Por algo le denomina "Míster no sé" su asistenta de trabajo Nagore (Anna Alarcón), hija de un Guardia Civil asesinado por ETA cuyo recelo a los inmigrantes se palpa a cada sentencia que dicta por su boca. "Alberto tiene el prototipo de ciudadano medio. Con desinterés. No se ha parado a pensar en la realidad" apunta Trueba, que no ha querido contar una historia de sollozos y tristeza, sino una realidad vista desde el privilegio de caer en el lado europeo.

Los muros del mundo se abren dependiendo de los intereses.

La ironía del conflicto se resalta en ciertos aspectos. Como la apertura de la frontera al comercio de contrabando con inmigrantes arrastrando bolsas amarillas por 4 euros. Las prioridades económicas son más importantes que las sociales. Es aquí donde aparece la visión del lado contrario retratado en Zidane Barry. Que personifica el papel de un inmigrante joven desesperado por llegar a Europa  y reunirse con sus compañeros. Saltó la valla con 15 años. Para Trueba, era importante contar con alguien que ha vivido el problema en sus propias carnes.

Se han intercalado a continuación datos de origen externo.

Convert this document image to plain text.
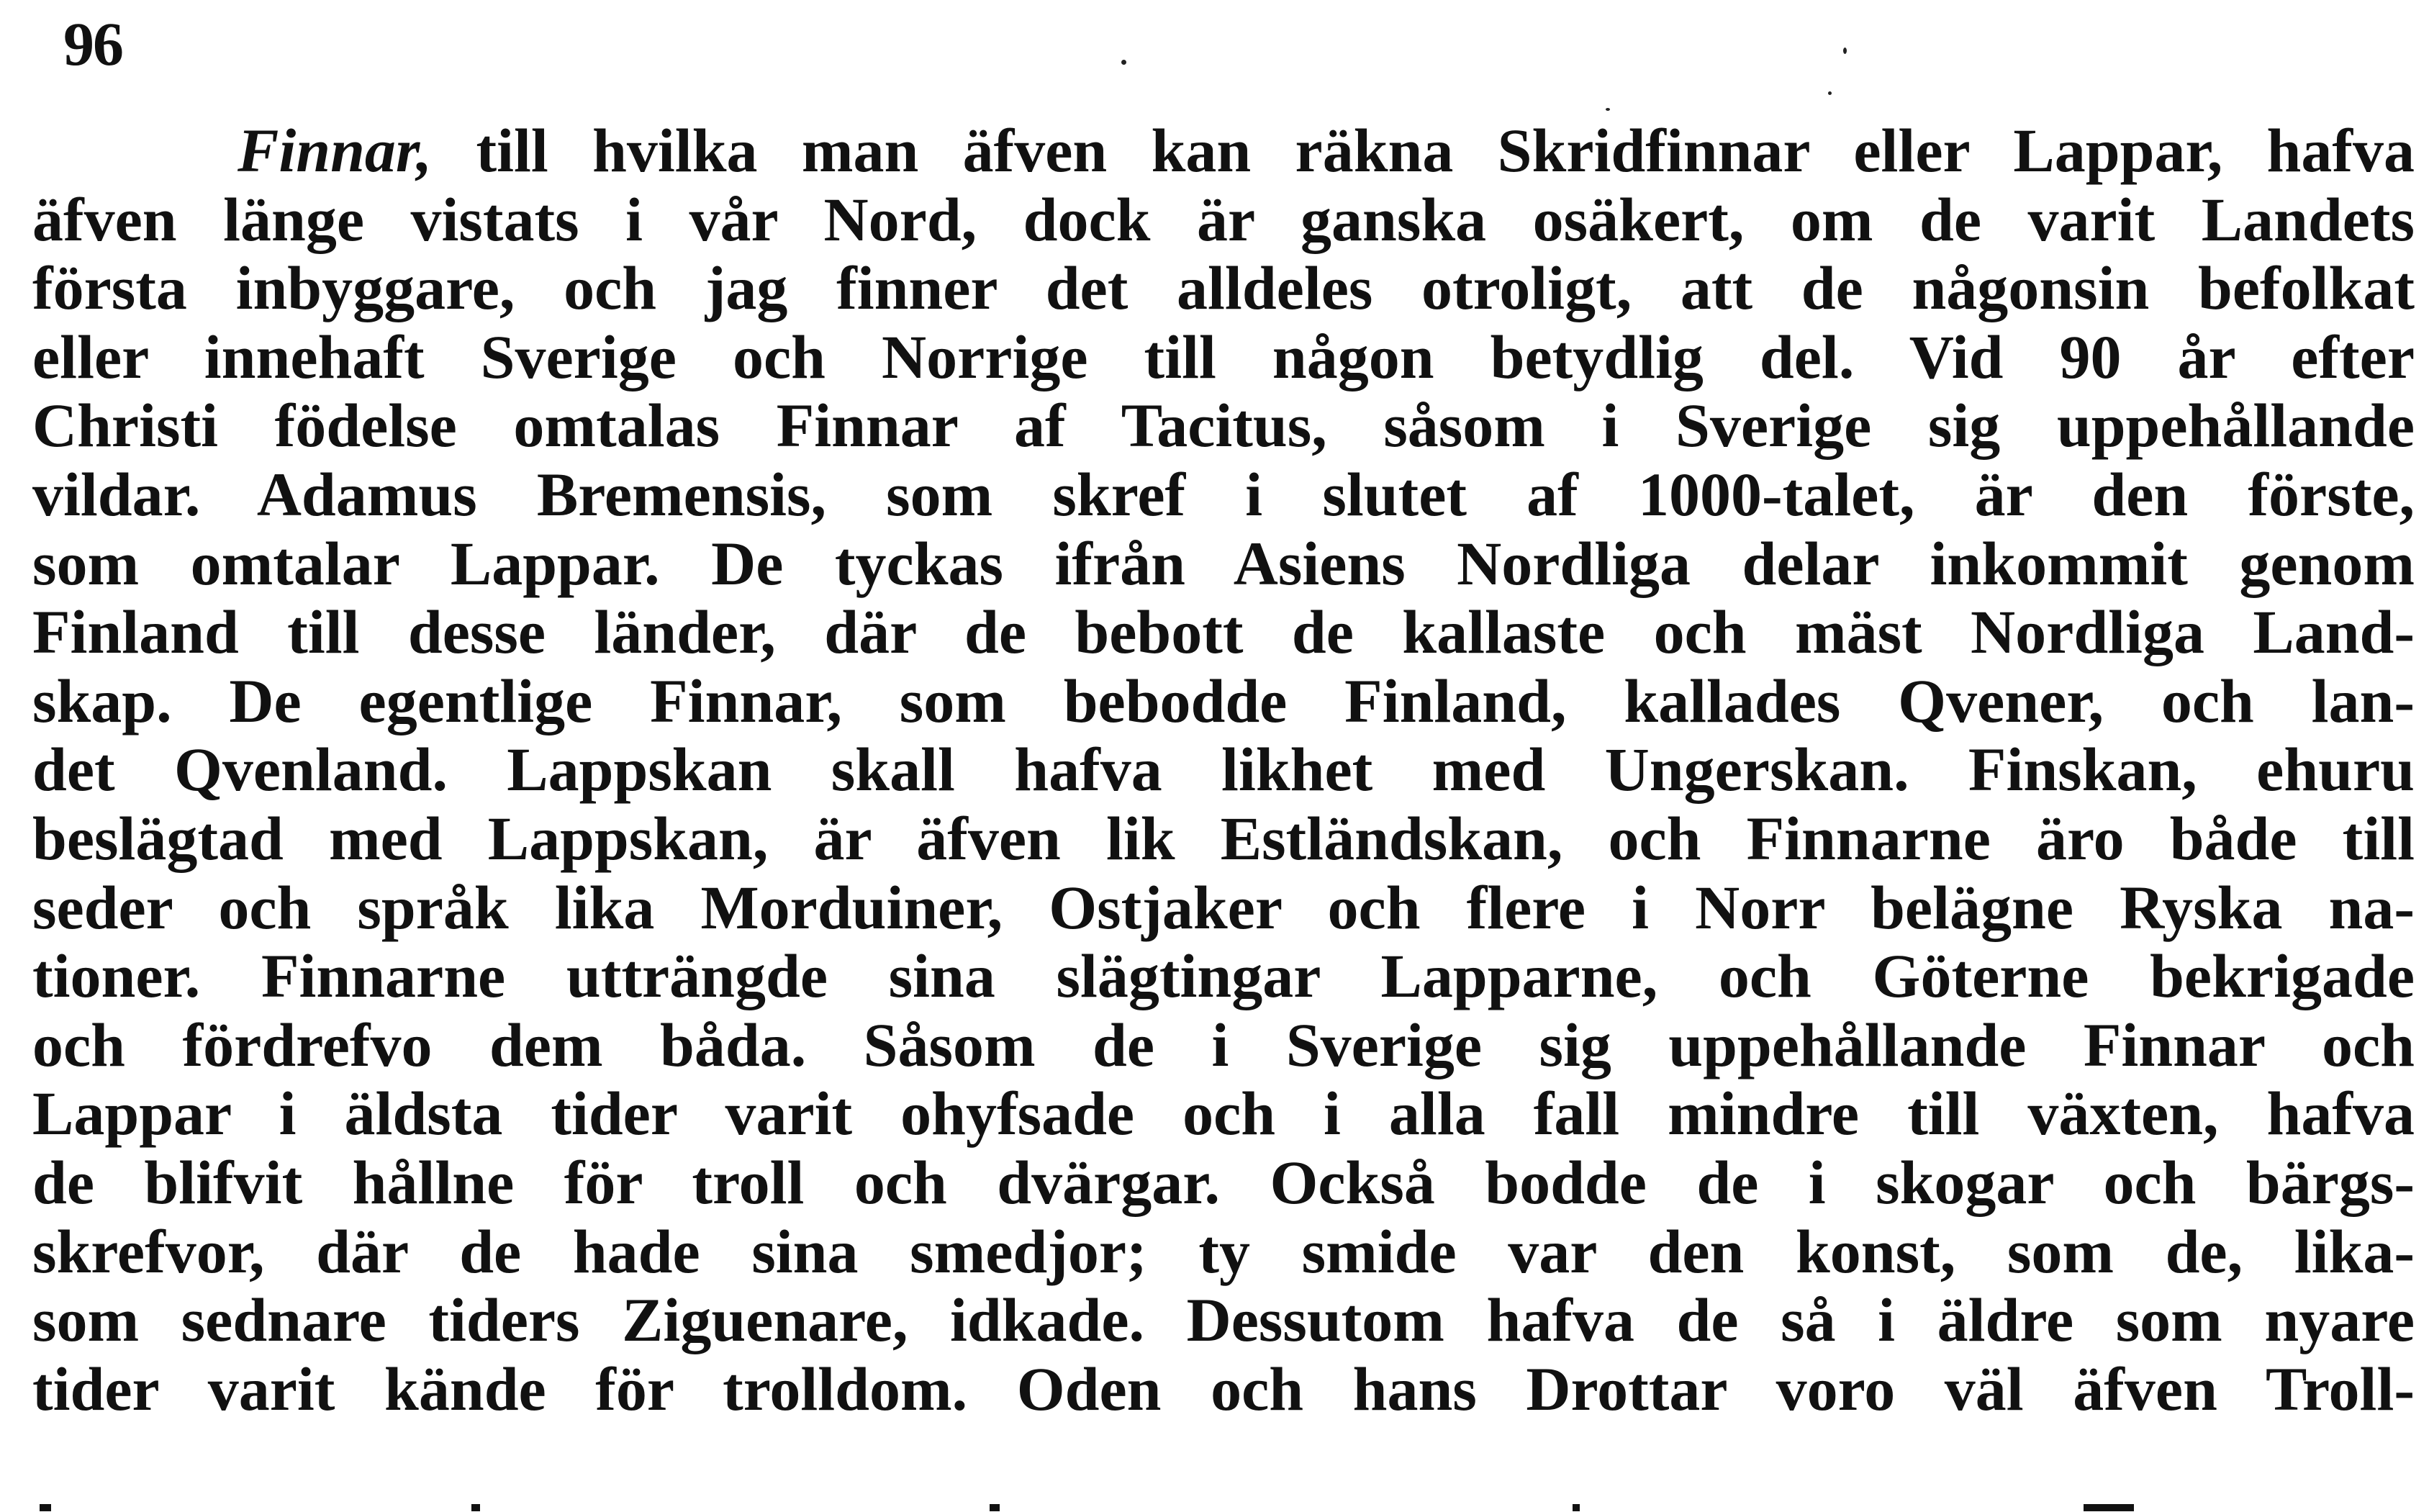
96
Finnar, till hvilka man äfven kan räkna Skridfinnar eller Lappar, hafva
äfven länge vistats i vår Nord, dock är ganska osäkert, om de varit Landets
första inbyggare, och jag finner det alldeles otroligt, att de någonsin befolkat
eller innehaft Sverige och Norrige till någon betydlig del. Vid 90 år efter
Christi födelse omtalas Finnar af Tacitus, såsom i Sverige sig uppehållande
vildar. Adamus Bremensis, som skref i slutet af 1000-talet, är den förste,
som omtalar Lappar. De tyckas ifrån Asiens Nordliga delar inkommit genom
Finland till desse länder, där de bebott de kallaste och mäst Nordliga Land-
skap. De egentlige Finnar, som bebodde Finland, kallades Qvener, och lan-
det Qvenland. Lappskan skall hafva likhet med Ungerskan. Finskan, ehuru
beslägtad med Lappskan, är äfven lik Estländskan, och Finnarne äro både till
seder och språk lika Morduiner, Ostjaker och flere i Norr belägne Ryska na-
tioner. Finnarne utträngde sina slägtingar Lapparne, och Göterne bekrigade
och fördrefvo dem båda. Såsom de i Sverige sig uppehållande Finnar och
Lappar i äldsta tider varit ohyfsade och i alla fall mindre till växten, hafva
de blifvit hållne för troll och dvärgar. Också bodde de i skogar och bärgs-
skrefvor, där de hade sina smedjor; ty smide var den konst, som de, lika-
som sednare tiders Ziguenare, idkade. Dessutom hafva de så i äldre som nyare
tider varit kände för trolldom. Oden och hans Drottar voro väl äfven Troll-
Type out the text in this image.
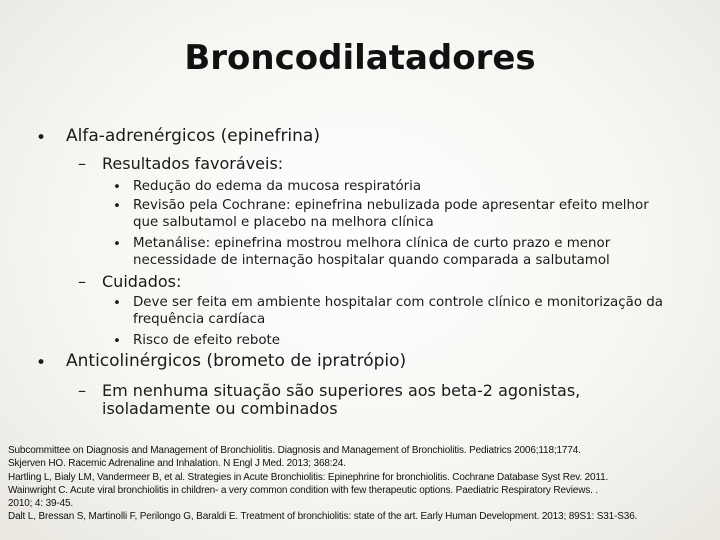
Broncodilatadores
• Alfa-adrenérgicos (epinefrina)
– Resultados favoráveis:
• Redução do edema da mucosa respiratória
• Revisão pela Cochrane: epinefrina nebulizada pode apresentar efeito melhor
que salbutamol e placebo na melhora clínica
• Metanálise: epinefrina mostrou melhora clínica de curto prazo e menor
necessidade de internação hospitalar quando comparada a salbutamol
– Cuidados:
• Deve ser feita em ambiente hospitalar com controle clínico e monitorização da
frequência cardíaca
• Risco de efeito rebote
• Anticolinérgicos (brometo de ipratrópio)
– Em nenhuma situação são superiores aos beta-2 agonistas,
isoladamente ou combinados
Subcommittee on Diagnosis and Management of Bronchiolitis. Diagnosis and Management of Bronchiolitis. Pediatrics 2006;118;1774.
Skjerven HO. Racemic Adrenaline and Inhalation. N Engl J Med. 2013; 368:24.
Hartling L, Bialy LM, Vandermeer B, et al. Strategies in Acute Bronchiolitis: Epinephrine for bronchiolitis. Cochrane Database Syst Rev. 2011.
Wainwright C. Acute viral bronchiolitis in children- a very common condition with few therapeutic options. Paediatric Respiratory Reviews. .
2010; 4: 39-45.
Dalt L, Bressan S, Martinolli F, Perilongo G, Baraldi E. Treatment of bronchiolitis: state of the art. Early Human Development. 2013; 89S1: S31-S36.
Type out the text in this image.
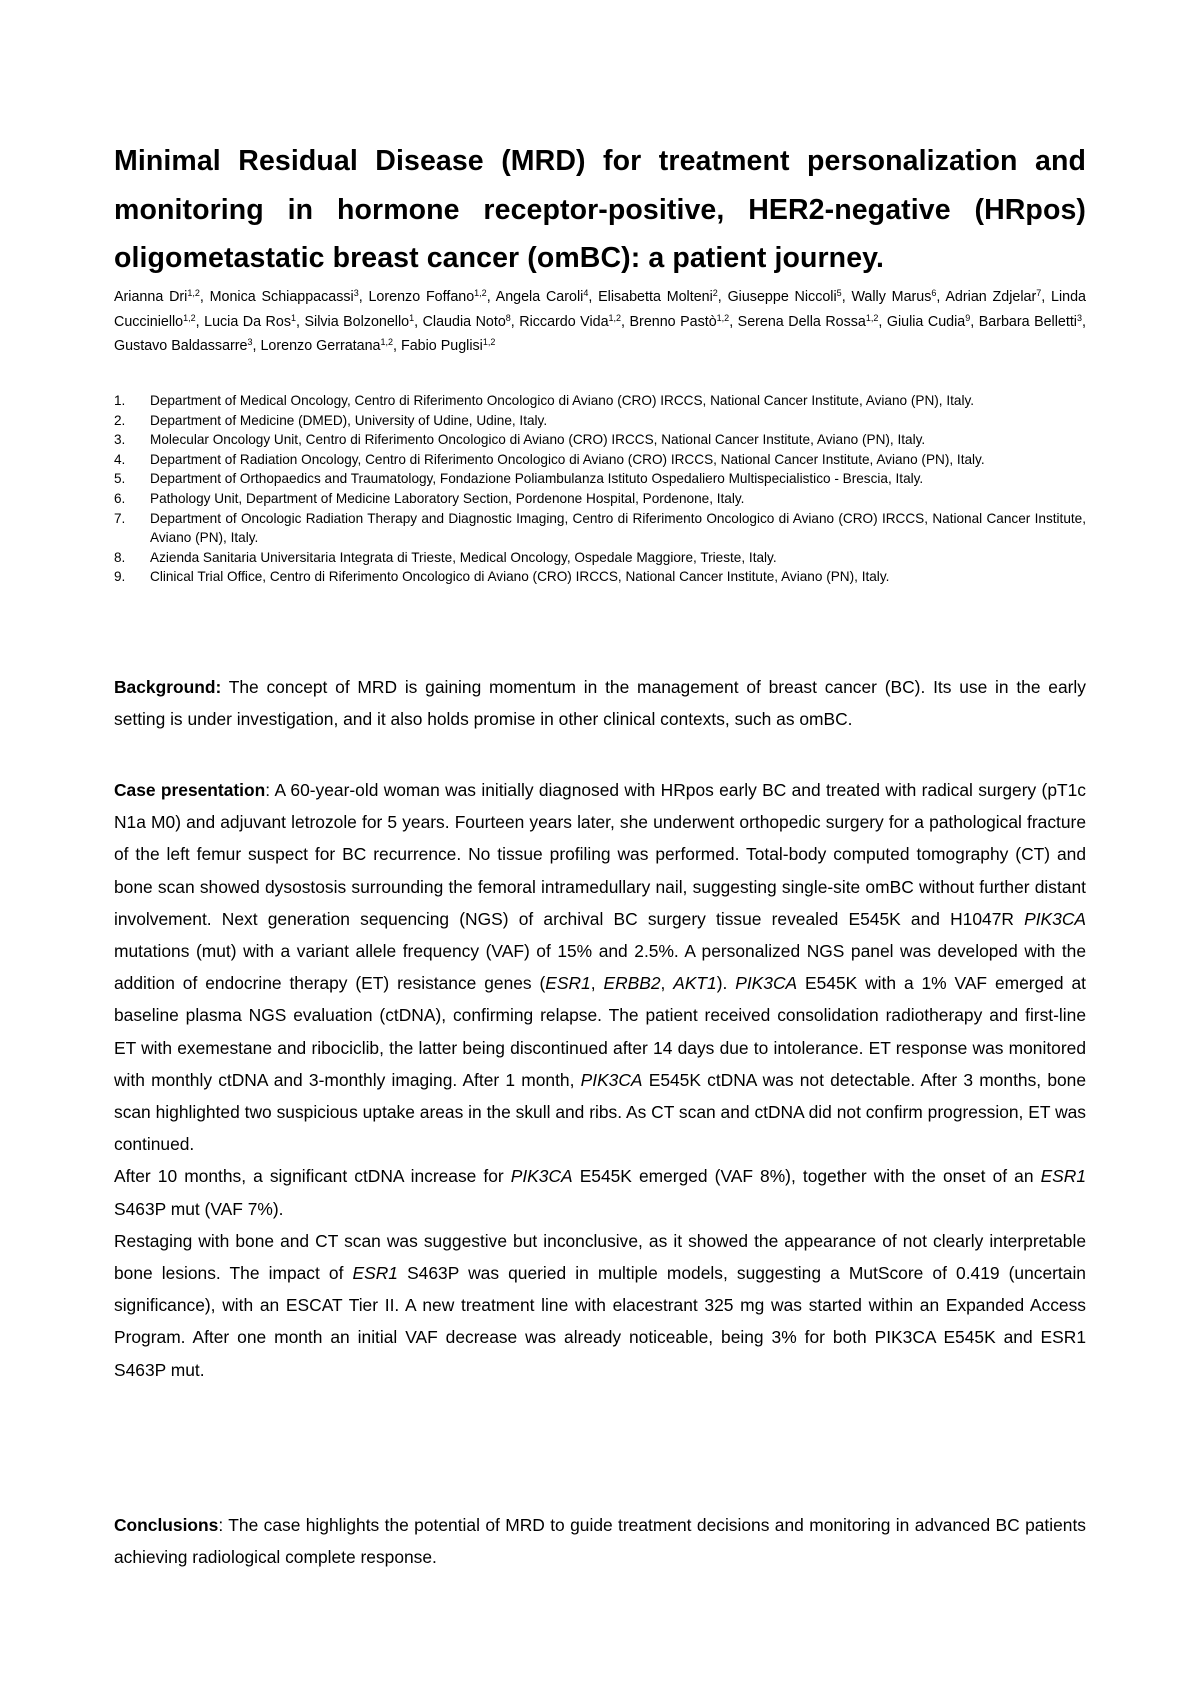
Minimal Residual Disease (MRD) for treatment personalization and
monitoring in hormone receptor-positive, HER2-negative (HRpos)
oligometastatic breast cancer (omBC): a patient journey.
Arianna Dri$^{1,2}$, Monica Schiappacassi$^3$, Lorenzo Foffano$^{1,2}$, Angela Caroli$^4$, Elisabetta Molteni$^2$, Giuseppe Niccoli$^5$, Wally Marus$^6$, Adrian Zdjelar$^7$, Linda Cucciniello$^{1,2}$, Lucia Da Ros$^1$, Silvia Bolzonello$^1$, Claudia Noto$^8$, Riccardo Vida$^{1,2}$, Brenno Pastò$^{1,2}$, Serena Della Rossa$^{1,2}$, Giulia Cudia$^9$, Barbara Belletti$^3$, Gustavo Baldassarre$^3$, Lorenzo Gerratana$^{1,2}$, Fabio Puglisi$^{1,2}$
1. Department of Medical Oncology, Centro di Riferimento Oncologico di Aviano (CRO) IRCCS, National Cancer Institute, Aviano (PN), Italy.
2. Department of Medicine (DMED), University of Udine, Udine, Italy.
3. Molecular Oncology Unit, Centro di Riferimento Oncologico di Aviano (CRO) IRCCS, National Cancer Institute, Aviano (PN), Italy.
4. Department of Radiation Oncology, Centro di Riferimento Oncologico di Aviano (CRO) IRCCS, National Cancer Institute, Aviano (PN), Italy.
5. Department of Orthopaedics and Traumatology, Fondazione Poliambulanza Istituto Ospedaliero Multispecialistico - Brescia, Italy.
6. Pathology Unit, Department of Medicine Laboratory Section, Pordenone Hospital, Pordenone, Italy.
7. Department of Oncologic Radiation Therapy and Diagnostic Imaging, Centro di Riferimento Oncologico di Aviano (CRO) IRCCS, National Cancer Institute, Aviano (PN), Italy.
8. Azienda Sanitaria Universitaria Integrata di Trieste, Medical Oncology, Ospedale Maggiore, Trieste, Italy.
9. Clinical Trial Office, Centro di Riferimento Oncologico di Aviano (CRO) IRCCS, National Cancer Institute, Aviano (PN), Italy.
Background: The concept of MRD is gaining momentum in the management of breast cancer (BC). Its use in the early setting is under investigation, and it also holds promise in other clinical contexts, such as omBC.
Case presentation: A 60-year-old woman was initially diagnosed with HRpos early BC and treated with radical surgery (pT1c N1a M0) and adjuvant letrozole for 5 years. Fourteen years later, she underwent orthopedic surgery for a pathological fracture of the left femur suspect for BC recurrence. No tissue profiling was performed. Total-body computed tomography (CT) and bone scan showed dysostosis surrounding the femoral intramedullary nail, suggesting single-site omBC without further distant involvement. Next generation sequencing (NGS) of archival BC surgery tissue revealed E545K and H1047R PIK3CA mutations (mut) with a variant allele frequency (VAF) of 15% and 2.5%. A personalized NGS panel was developed with the addition of endocrine therapy (ET) resistance genes (ESR1, ERBB2, AKT1). PIK3CA E545K with a 1% VAF emerged at baseline plasma NGS evaluation (ctDNA), confirming relapse. The patient received consolidation radiotherapy and first-line ET with exemestane and ribociclib, the latter being discontinued after 14 days due to intolerance. ET response was monitored with monthly ctDNA and 3-monthly imaging. After 1 month, PIK3CA E545K ctDNA was not detectable. After 3 months, bone scan highlighted two suspicious uptake areas in the skull and ribs. As CT scan and ctDNA did not confirm progression, ET was continued.
After 10 months, a significant ctDNA increase for PIK3CA E545K emerged (VAF 8%), together with the onset of an ESR1 S463P mut (VAF 7%).
Restaging with bone and CT scan was suggestive but inconclusive, as it showed the appearance of not clearly interpretable bone lesions. The impact of ESR1 S463P was queried in multiple models, suggesting a MutScore of 0.419 (uncertain significance), with an ESCAT Tier II. A new treatment line with elacestrant 325 mg was started within an Expanded Access Program. After one month an initial VAF decrease was already noticeable, being 3% for both PIK3CA E545K and ESR1 S463P mut.
Conclusions: The case highlights the potential of MRD to guide treatment decisions and monitoring in advanced BC patients achieving radiological complete response.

En definitiva, se plantea una trifulca de conflictos tanto físicos como mentales. En los que, por mucho que la imperfección esté constantemente presente a modo de metáfora (sillas acopladas en el despacho de Alberto, un aire acondicionado que no funciona), la sociedad, con su desconocimiento particular, seguirá mirando otro lado del mundo. Mientras haya Wifi.